Some of the expenses UHC had to take on included significant incremental IT labor to help repair the damage, delays in billing and receiving income owed from previous patients, as well as the steep loss in revenue from having to regularly divert incoming patients to competitors' facilities.
Even before 2020, hospitals have always been considered high-risk targets of cyber attacks. Consequences range from losing confidential patient information to the dire situations of having to turn away patients in critical care. In the wake of coronavirus, Check Point Software confirmed that cyber attacks on hospitals and healthcare organizations surged upwards by 45%.
Cybersecurity Ventures predicts that worldwide cybercrime costs will hit $6 trillion annually by the end of 2021, and $10.5 trillion by 2025. Plus, let’s not forget how COVID-19 factors in. Since the pandemic began, the FBI has reported a 300% increase in cyber crimes. The growth of remote work, which will likely continue after the pandemic finally comes to an end, has raised the average cost of a data breach by $137,000.
Considering these numbers, it is baffling that 70% of U.S. security executives expect their budgets to be significantly reduced in 2021 and 2022.
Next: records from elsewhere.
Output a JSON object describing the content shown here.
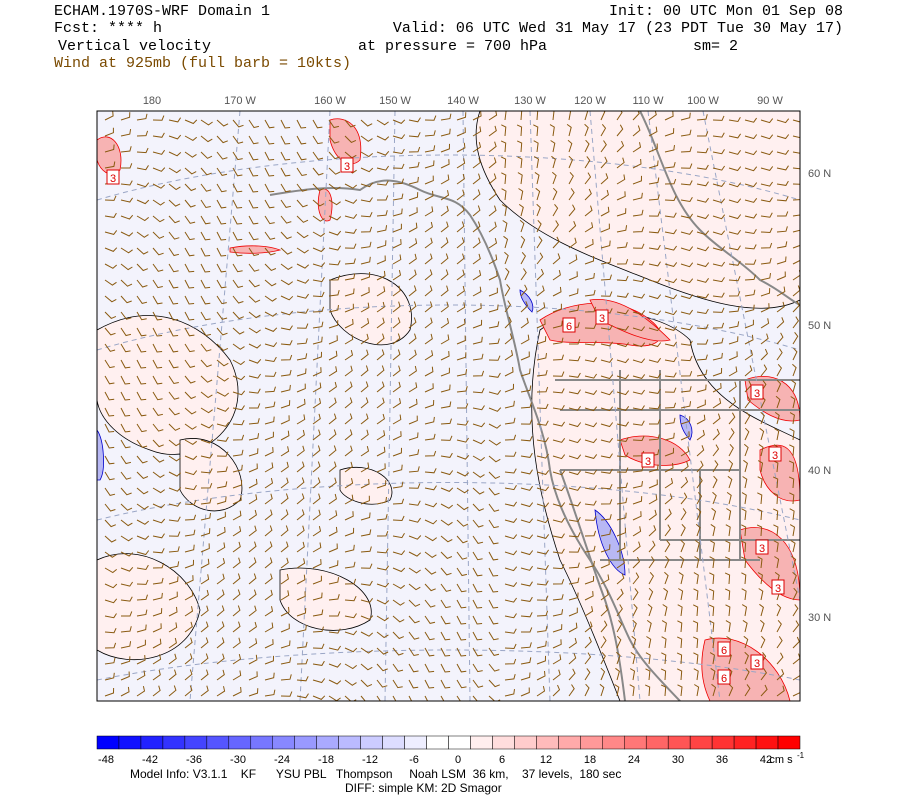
{
  "header": {
    "left": [
      "ECHAM.1970S-WRF Domain 1",
      "Fcst: **** h",
      "Vertical velocity"
    ],
    "wind_note": "Wind at 925mb (full barb = 10kts)",
    "init": "Init: 00 UTC Mon 01 Sep 08",
    "valid": "Valid: 06 UTC Wed 31 May 17 (23 PDT Tue 30 May 17)",
    "pressure": "at pressure =  700 hPa",
    "smoothing": "sm= 2"
  },
  "map": {
    "longitude_labels": [
      "180",
      "170 W",
      "160 W",
      "150 W",
      "140 W",
      "130 W",
      "120 W",
      "110 W",
      "100 W",
      "90 W"
    ],
    "latitude_labels": [
      "60 N",
      "50 N",
      "40 N",
      "30 N"
    ],
    "contour_labels": [
      "3",
      "3",
      "6",
      "3",
      "3",
      "3",
      "3",
      "3",
      "3",
      "6",
      "3",
      "6"
    ]
  },
  "colorbar": {
    "labels": [
      "-48",
      "-42",
      "-36",
      "-30",
      "-24",
      "-18",
      "-12",
      "-6",
      "0",
      "6",
      "12",
      "18",
      "24",
      "30",
      "36",
      "42"
    ],
    "unit": "cm s",
    "unit_exponent": "-1"
  },
  "footer": {
    "model_info": "Model Info: V3.1.1    KF      YSU PBL   Thompson     Noah LSM  36 km,    37 levels,  180 sec",
    "diff": "DIFF: simple KM: 2D Smagor"
  }
}
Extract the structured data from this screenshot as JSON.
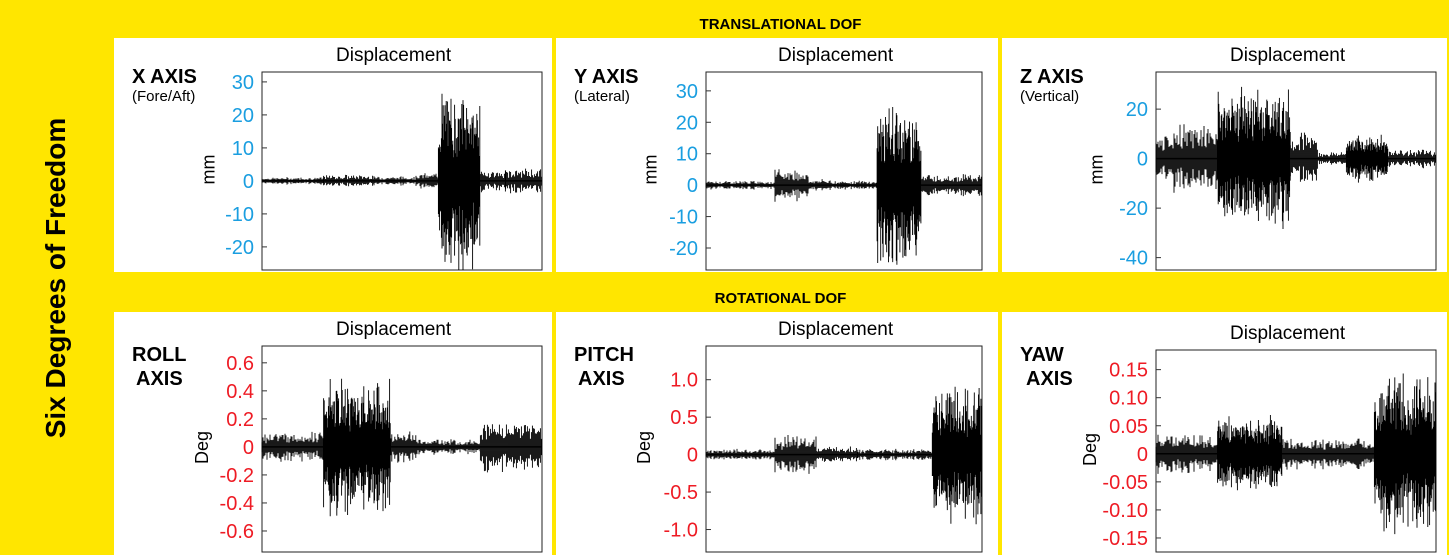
{
  "sidebar": {
    "title": "Six Degrees of Freedom"
  },
  "bands": {
    "translational": "TRANSLATIONAL DOF",
    "rotational": "ROTATIONAL DOF"
  },
  "colors": {
    "yellow": "#ffe600",
    "tick_blue": "#1a9ee0",
    "tick_red": "#ee1b24",
    "signal": "#000000"
  },
  "chart_data": [
    {
      "type": "line",
      "title": "Displacement",
      "axis_name": "X AXIS",
      "axis_sub": "(Fore/Aft)",
      "ylabel": "mm",
      "ylim": [
        -27,
        33
      ],
      "yticks": [
        30,
        20,
        10,
        0,
        -10,
        -20
      ],
      "ytick_labels": [
        "30",
        "20",
        "10",
        "0",
        "-10",
        "-20"
      ],
      "tick_color": "blue",
      "segments": [
        {
          "x0": 0.0,
          "x1": 0.22,
          "amp": 1.2
        },
        {
          "x0": 0.22,
          "x1": 0.4,
          "amp": 2.0
        },
        {
          "x0": 0.4,
          "x1": 0.55,
          "amp": 1.5
        },
        {
          "x0": 0.55,
          "x1": 0.63,
          "amp": 2.5
        },
        {
          "x0": 0.63,
          "x1": 0.78,
          "amp": 30,
          "dense": true
        },
        {
          "x0": 0.78,
          "x1": 0.87,
          "amp": 3.5
        },
        {
          "x0": 0.87,
          "x1": 1.0,
          "amp": 4.0
        }
      ]
    },
    {
      "type": "line",
      "title": "Displacement",
      "axis_name": "Y AXIS",
      "axis_sub": "(Lateral)",
      "ylabel": "mm",
      "ylim": [
        -27,
        36
      ],
      "yticks": [
        30,
        20,
        10,
        0,
        -10,
        -20
      ],
      "ytick_labels": [
        "30",
        "20",
        "10",
        "0",
        "-10",
        "-20"
      ],
      "tick_color": "blue",
      "segments": [
        {
          "x0": 0.0,
          "x1": 0.25,
          "amp": 1.5
        },
        {
          "x0": 0.25,
          "x1": 0.37,
          "amp": 5.5
        },
        {
          "x0": 0.37,
          "x1": 0.45,
          "amp": 2.0
        },
        {
          "x0": 0.45,
          "x1": 0.62,
          "amp": 1.5
        },
        {
          "x0": 0.62,
          "x1": 0.78,
          "amp": 28,
          "dense": true
        },
        {
          "x0": 0.78,
          "x1": 1.0,
          "amp": 4.0
        }
      ]
    },
    {
      "type": "line",
      "title": "Displacement",
      "axis_name": "Z AXIS",
      "axis_sub": "(Vertical)",
      "ylabel": "mm",
      "ylim": [
        -45,
        35
      ],
      "yticks": [
        20,
        0,
        -20,
        -40
      ],
      "ytick_labels": [
        "20",
        "0",
        "-20",
        "-40"
      ],
      "tick_color": "blue",
      "segments": [
        {
          "x0": 0.0,
          "x1": 0.05,
          "amp": 10
        },
        {
          "x0": 0.05,
          "x1": 0.22,
          "amp": 15
        },
        {
          "x0": 0.22,
          "x1": 0.48,
          "amp": 30,
          "dense": true
        },
        {
          "x0": 0.48,
          "x1": 0.58,
          "amp": 12
        },
        {
          "x0": 0.58,
          "x1": 0.68,
          "amp": 3
        },
        {
          "x0": 0.68,
          "x1": 0.83,
          "amp": 10,
          "dense": true
        },
        {
          "x0": 0.83,
          "x1": 1.0,
          "amp": 4
        }
      ]
    },
    {
      "type": "line",
      "title": "Displacement",
      "axis_name": "ROLL",
      "axis_sub2": "AXIS",
      "ylabel": "Deg",
      "ylim": [
        -0.75,
        0.72
      ],
      "yticks": [
        0.6,
        0.4,
        0.2,
        0,
        -0.2,
        -0.4,
        -0.6
      ],
      "ytick_labels": [
        "0.6",
        "0.4",
        "0.2",
        "0",
        "-0.2",
        "-0.4",
        "-0.6"
      ],
      "tick_color": "red",
      "segments": [
        {
          "x0": 0.0,
          "x1": 0.22,
          "amp": 0.12
        },
        {
          "x0": 0.22,
          "x1": 0.46,
          "amp": 0.5,
          "dense": true
        },
        {
          "x0": 0.46,
          "x1": 0.55,
          "amp": 0.12
        },
        {
          "x0": 0.55,
          "x1": 0.78,
          "amp": 0.06
        },
        {
          "x0": 0.78,
          "x1": 1.0,
          "amp": 0.2
        }
      ]
    },
    {
      "type": "line",
      "title": "Displacement",
      "axis_name": "PITCH",
      "axis_sub2": "AXIS",
      "ylabel": "Deg",
      "ylim": [
        -1.3,
        1.45
      ],
      "yticks": [
        1.0,
        0.5,
        0,
        -0.5,
        -1.0
      ],
      "ytick_labels": [
        "1.0",
        "0.5",
        "0",
        "-0.5",
        "-1.0"
      ],
      "tick_color": "red",
      "segments": [
        {
          "x0": 0.0,
          "x1": 0.25,
          "amp": 0.08
        },
        {
          "x0": 0.25,
          "x1": 0.4,
          "amp": 0.3
        },
        {
          "x0": 0.4,
          "x1": 0.55,
          "amp": 0.12
        },
        {
          "x0": 0.55,
          "x1": 0.82,
          "amp": 0.08
        },
        {
          "x0": 0.82,
          "x1": 1.0,
          "amp": 1.0,
          "dense": true
        }
      ]
    },
    {
      "type": "line",
      "title": "Displacement",
      "axis_name": "YAW",
      "axis_sub2": "AXIS",
      "ylabel": "Deg",
      "ylim": [
        -0.175,
        0.185
      ],
      "yticks": [
        0.15,
        0.1,
        0.05,
        0,
        -0.05,
        -0.1,
        -0.15
      ],
      "ytick_labels": [
        "0.15",
        "0.10",
        "0.05",
        "0",
        "-0.05",
        "-0.10",
        "-0.15"
      ],
      "tick_color": "red",
      "segments": [
        {
          "x0": 0.0,
          "x1": 0.22,
          "amp": 0.04
        },
        {
          "x0": 0.22,
          "x1": 0.45,
          "amp": 0.07,
          "dense": true
        },
        {
          "x0": 0.45,
          "x1": 0.55,
          "amp": 0.03
        },
        {
          "x0": 0.55,
          "x1": 0.78,
          "amp": 0.03
        },
        {
          "x0": 0.78,
          "x1": 1.0,
          "amp": 0.15,
          "dense": true
        }
      ]
    }
  ]
}
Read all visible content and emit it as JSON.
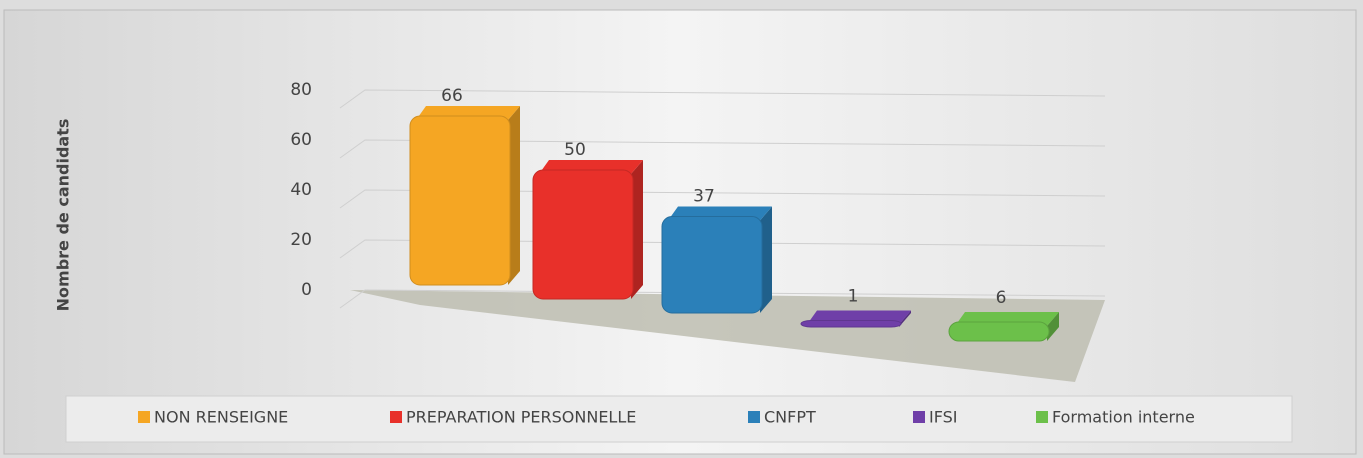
{
  "chart_data": {
    "type": "bar3d",
    "y_label": "Nombre de candidats",
    "categories": [
      "NON RENSEIGNE",
      "PREPARATION PERSONNELLE",
      "CNFPT",
      "IFSI",
      "Formation interne"
    ],
    "values": [
      66,
      50,
      37,
      1,
      6
    ],
    "colors": [
      "#f5a623",
      "#e8302a",
      "#2b80b9",
      "#6f3fa8",
      "#6cc04a"
    ],
    "ylim": [
      0,
      80
    ],
    "yticks": [
      0,
      20,
      40,
      60,
      80
    ],
    "grid": true,
    "legend": "bottom"
  }
}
It has never been more important to invest in data encryption and network security, particularly with a vendor that is tuned into the rapidly changing landscape of cybersecurity. But you can’t stop there. If you do not protect the keys and certificates that create the machine identities used to encrypt machine-to-machine communications, then you may still be vulnerable to attack. PlusFor instance, even if you may think you have a handle on machine identity management today, but are you prepared for how new development such as quantum computing will completely change the way you need to think about certificate management?
If you’re not already investing in cybersecurity and machine identity management, now is the time to start!